The primary feature of the testnet is that it carries out confidential transfers which, when submitted by a relayer, are completely private - confidential and anonymous.
In the tests available on the repo, a set of UTXO commitments are generated (up to 16 in total), and a deposit is made with a proof to validate that the generated UTXOs correspond to the total amount deposited. The proof and public inputs are then verified on-chain by the solidity verifier, and the root generated by the state change is recorded to the contract.
UTXO ownership is determined by secret byte strings randomly generated by the depositor, the hashes of which are used in the encoding of a UTXO commitment. These secret byte strings are also used as nullifiers, and the nullifier hashes are stored on-chain to prevent double spending and to eliminate the potential for reuse with a new commitment.
To execute a transfer or withdrawal, a user must generate a set membership proof to show that the funds were deposited under a valid state root. The circuit checks the hash paths for the individual transaction created by the deposited UTXO set, as well as the hash path to the root of the batch, and to the root of the tree created by all the previous state roots.

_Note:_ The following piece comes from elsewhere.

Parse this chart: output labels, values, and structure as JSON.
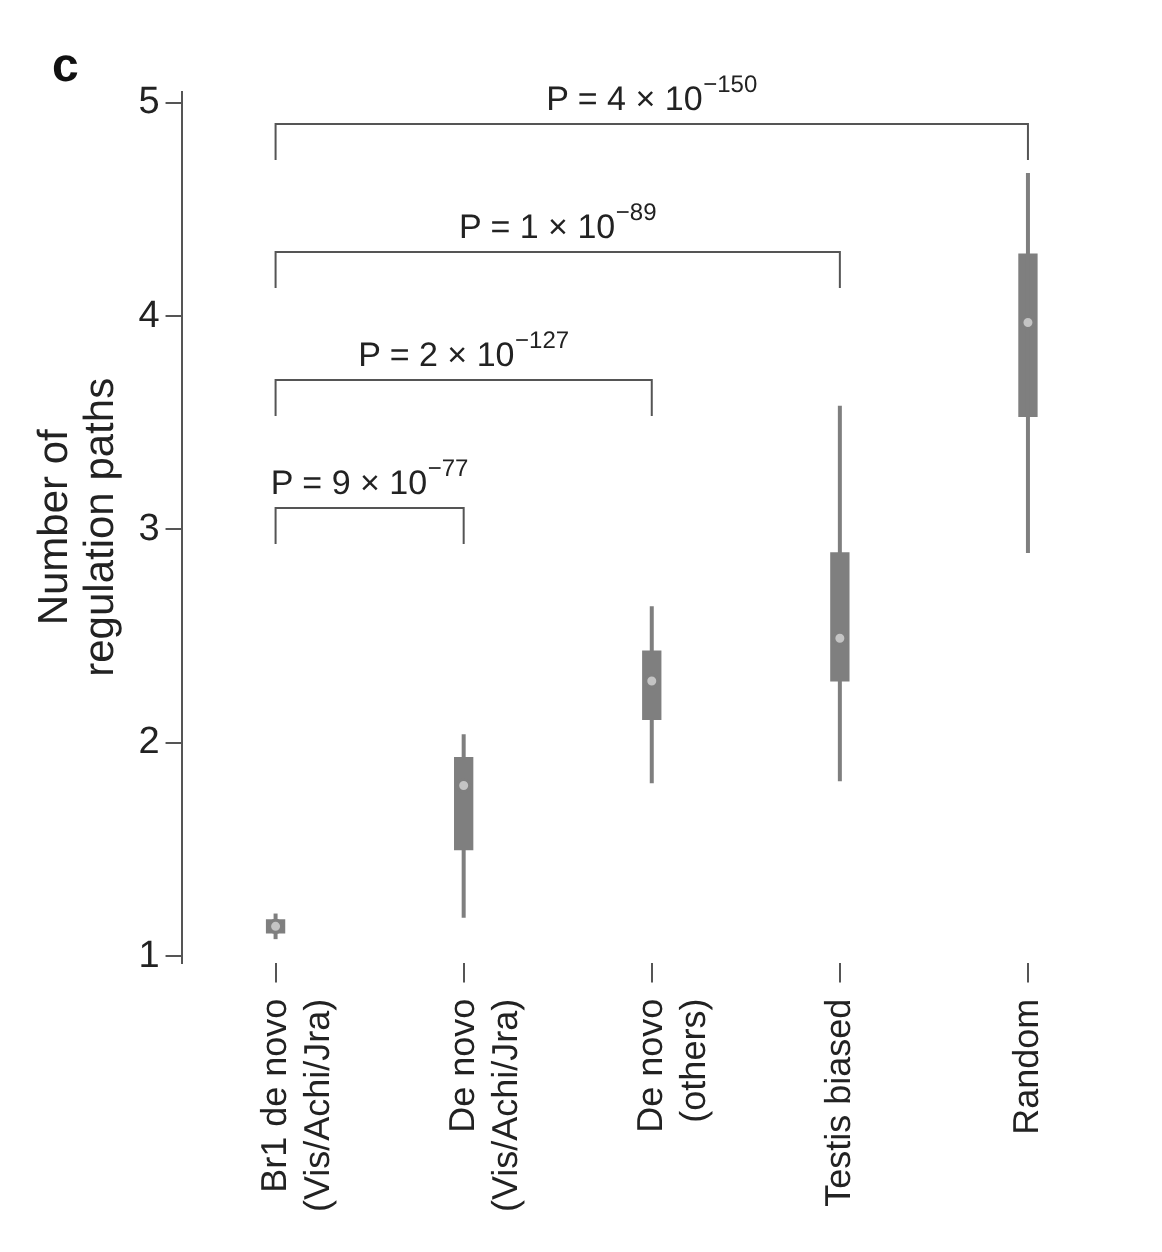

If part of the spend is being withdrawn back into the public, then the sum of the newly generated UTXOs (the change) and the public output (the withdrawal) must match the sum of the spent UTXOs. The tests contain two steps, first a deposit where 10 UTXOs are made with a total value of 1ETH, and then a withdrawal where the equivalent of 0.5 ETH is withdrawn to a new address, and the remainder is re-committed into new UTXOs.